Franklin used X-ray crystallography to identify the structure of DNA through the diffraction patterns of fibers.
"Photograph 51" was the most significant discovery because it best illustrated the DNA helix structure.
However, Franklin's work was disclosed to James Watson and Francis Crick without her permission, and they developed their now-famous model of DNA in early 1953.
This moment is one of Franklin's most important scientific accomplishments, but she received credit for it after her death.
Today, "Photograph 51" is recognized as a milestone in the discovery of the structure of DNA and as evidence of Franklin's indispensable but unacknowledged contribution to the history of molecular biology.
Mar 6, 1953
The Last Word on DNA Structure
By March 1953, Franklin had amassed enough evidence to establish that DNA was helical and the strands twined in a double helix.
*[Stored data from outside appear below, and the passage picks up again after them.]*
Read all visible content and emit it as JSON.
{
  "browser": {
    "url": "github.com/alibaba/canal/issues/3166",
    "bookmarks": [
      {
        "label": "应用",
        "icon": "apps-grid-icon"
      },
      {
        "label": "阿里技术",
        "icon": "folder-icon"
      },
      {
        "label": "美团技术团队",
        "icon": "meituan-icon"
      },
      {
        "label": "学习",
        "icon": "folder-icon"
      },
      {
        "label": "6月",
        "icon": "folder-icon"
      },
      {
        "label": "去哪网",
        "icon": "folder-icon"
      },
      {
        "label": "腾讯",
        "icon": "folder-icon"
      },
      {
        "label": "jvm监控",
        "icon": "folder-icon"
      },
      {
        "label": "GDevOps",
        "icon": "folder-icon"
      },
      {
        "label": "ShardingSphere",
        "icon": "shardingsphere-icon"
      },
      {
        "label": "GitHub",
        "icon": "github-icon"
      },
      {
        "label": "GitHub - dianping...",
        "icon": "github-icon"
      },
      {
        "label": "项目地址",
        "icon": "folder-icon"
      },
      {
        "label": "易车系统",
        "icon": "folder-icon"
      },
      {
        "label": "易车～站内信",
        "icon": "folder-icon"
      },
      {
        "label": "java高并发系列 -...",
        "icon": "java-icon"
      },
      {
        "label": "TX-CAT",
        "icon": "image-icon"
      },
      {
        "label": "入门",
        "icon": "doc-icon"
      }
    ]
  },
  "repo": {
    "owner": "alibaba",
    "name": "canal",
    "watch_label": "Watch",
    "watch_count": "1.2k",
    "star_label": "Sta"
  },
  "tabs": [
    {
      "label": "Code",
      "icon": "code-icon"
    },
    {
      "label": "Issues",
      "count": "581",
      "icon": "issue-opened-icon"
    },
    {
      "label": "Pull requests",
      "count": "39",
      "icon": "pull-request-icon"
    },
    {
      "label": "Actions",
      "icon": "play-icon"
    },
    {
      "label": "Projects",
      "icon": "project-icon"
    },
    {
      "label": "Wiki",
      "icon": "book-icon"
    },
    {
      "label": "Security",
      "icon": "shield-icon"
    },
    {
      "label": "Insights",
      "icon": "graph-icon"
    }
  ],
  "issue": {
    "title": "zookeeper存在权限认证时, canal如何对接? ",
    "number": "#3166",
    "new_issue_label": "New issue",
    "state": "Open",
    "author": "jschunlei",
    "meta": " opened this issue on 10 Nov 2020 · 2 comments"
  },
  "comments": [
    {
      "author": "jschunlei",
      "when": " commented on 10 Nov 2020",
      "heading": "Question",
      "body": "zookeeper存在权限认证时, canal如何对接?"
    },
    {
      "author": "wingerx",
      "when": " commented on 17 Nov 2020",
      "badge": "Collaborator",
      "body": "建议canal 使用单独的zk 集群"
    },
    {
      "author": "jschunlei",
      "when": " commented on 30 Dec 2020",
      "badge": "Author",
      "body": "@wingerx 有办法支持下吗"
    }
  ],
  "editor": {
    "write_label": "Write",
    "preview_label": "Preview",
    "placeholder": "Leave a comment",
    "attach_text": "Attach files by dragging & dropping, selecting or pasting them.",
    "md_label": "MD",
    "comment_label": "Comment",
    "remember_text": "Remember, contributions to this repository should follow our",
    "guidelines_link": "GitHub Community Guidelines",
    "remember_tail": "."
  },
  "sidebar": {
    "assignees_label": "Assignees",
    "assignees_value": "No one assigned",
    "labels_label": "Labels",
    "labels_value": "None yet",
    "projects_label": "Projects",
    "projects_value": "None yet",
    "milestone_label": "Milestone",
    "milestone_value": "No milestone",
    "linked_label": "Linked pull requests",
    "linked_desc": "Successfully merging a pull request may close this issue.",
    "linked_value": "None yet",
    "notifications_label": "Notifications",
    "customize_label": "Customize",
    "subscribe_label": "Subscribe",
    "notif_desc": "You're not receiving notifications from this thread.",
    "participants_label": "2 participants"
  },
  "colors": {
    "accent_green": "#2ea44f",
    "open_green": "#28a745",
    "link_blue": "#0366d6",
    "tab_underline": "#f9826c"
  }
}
In her research notes and a series of drafts of her paper for Nature, she explained how her X-ray diffraction studies of the 'A' and 'B' forms of DNA supported the spiral model.
Franklin did not construct models of the physical kind, as did Watson and Crick, but her empirical data corresponded to the structure they suggested.
Franklin's work helped to determine that the phosphate groups of the DNA molecule were on the outside while the bases were packed inside, a significant piece of the puzzle in understanding the molecule.
Her work appeared in Nature just a year after the publication of Watson and Crick's paper, offering experimental evidence for the proposed model.
This is Franklin's penultimate discovery before she can reveal the structure of DNA.
If Franklin had not been having her research published without her consent, she might have made the final leap herself.
Her role in this scientific discovery is now crucial to discovering the double helix.